Dalam perkembangan politik yang sama, Fadwa Barghouti, istri tokoh Fatah yang dipenjara, Marwan Barghouti, mengirim surat kepada Presiden Amerika Serikat Donald Trump untuk meminta bantuan dalam pembebasan sang suami.
“Bapak Presiden, seorang mitra sejati menanti Anda, seseorang yang dapat membantu mewujudkan impian kita bersama—perdamaian yang adil dan abadi di kawasan ini,” tulis Fadwa dalam surat terbuka tersebut.
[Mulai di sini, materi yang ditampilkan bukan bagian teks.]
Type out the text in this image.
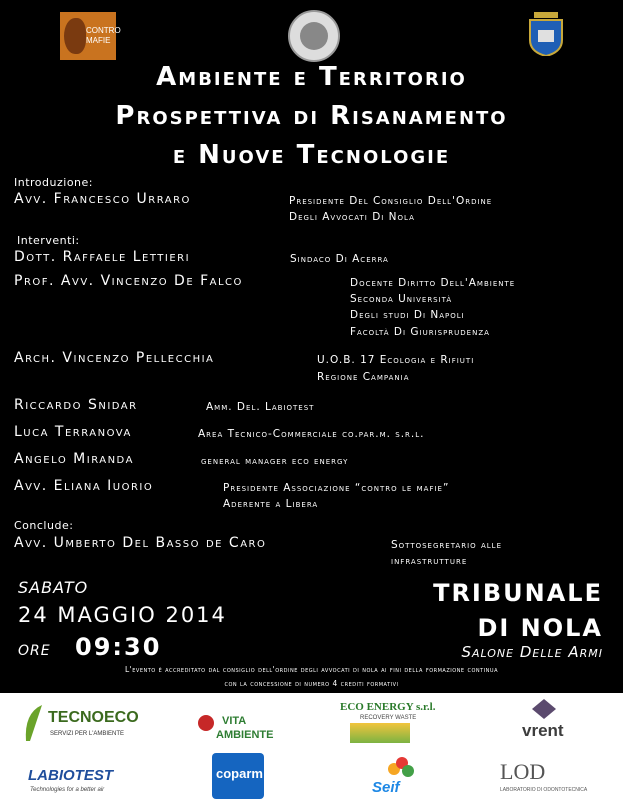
CONTRO MAFIE
Ambiente e Territorio
Prospettiva di Risanamento
e Nuove Tecnologie
Introduzione:
Avv. Francesco Urraro	Presidente Del Consiglio Dell'Ordine
Degli Avvocati Di Nola
Interventi:
Dott. Raffaele Lettieri	Sindaco Di Acerra
Prof. Avv. Vincenzo De Falco	Docente Diritto Dell'Ambiente
Seconda Università
Degli studi Di Napoli
Facoltà Di Giurisprudenza
Arch. Vincenzo Pellecchia	U.O.B. 17 Ecologia e Rifiuti
Regione Campania
Riccardo Snidar	Amm. Del. Labiotest
Luca Terranova	Area Tecnico-Commerciale co.par.m. s.r.l.
Angelo Miranda	general manager eco energy
Avv. Eliana Iuorio	Presidente Associazione “contro le mafie”
Aderente a Libera
Conclude:
Avv. Umberto Del Basso de Caro	Sottosegretario alle
infrastrutture
SABATO
24 MAGGIO 2014
ORE 09:30
TRIBUNALE
DI NOLA
Salone Delle Armi
L'evento è accreditato dal consiglio dell'ordine degli avvocati di nola ai fini della formazione continua
con la concessione di numero 4 crediti formativi
TECNOECO
SERVIZI PER L'AMBIENTE
VITA
AMBIENTE
ECO ENERGY s.r.l.
RECOVERY WASTE
vrent
LABIOTEST
Technologies for a better air
coparm
Seif
LOD
LABORATORIO DI ODONTOTECNICA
Trump sebelumnya menyatakan kepada majalah Time bahwa ia tengah mempertimbangkan dukungan terhadap pembebasan Marwan Barghouti, yang divonis penjara seumur hidup sejak 2002 karena dituduh terlibat dalam serangan terhadap warga Israel.
Banyak pihak di Palestina memandang Barghouti sebagai figur pemersatu yang mampu menjembatani faksi-faksi politik yang selama ini terpecah.
Sementara itu, Arab Barghouti, putra Marwan, menuduh ayahnya mengalami kekerasan di dalam penjara Israel. Ia menyebut ayahnya dipukuli hingga pingsan oleh delapan penjaga pada 14 September lalu. Insiden itu terjadi tak lama setelah kunjungan Menteri Keamanan Nasional Israel Itamar Ben Gvir, yang dikenal berhaluan ekstrem kanan, ke penjara dan mengejek Barghouti dalam video yang beredar.
Di sisi lain, Menteri Luar Negeri AS Marco Rubio, yang tengah berada di Israel, menyampaikan harapannya agar segera terbentuk pasukan internasional untuk mengawasi pelaksanaan gencatan senjata di Gaza.
“Ada banyak negara yang menawarkan diri untuk membantu. Namun tentu saja, Israel akan memutuskan siapa yang membuat mereka merasa nyaman,” ujarnya kepada media setempat.
Kesepakatan pembentukan pemerintahan sementara ini menjadi langkah penting menuju rekonsiliasi nasional Palestina, yang diharapkan dapat membuka jalan bagi stabilitas politik dan rekonstruksi Gaza pascaperang.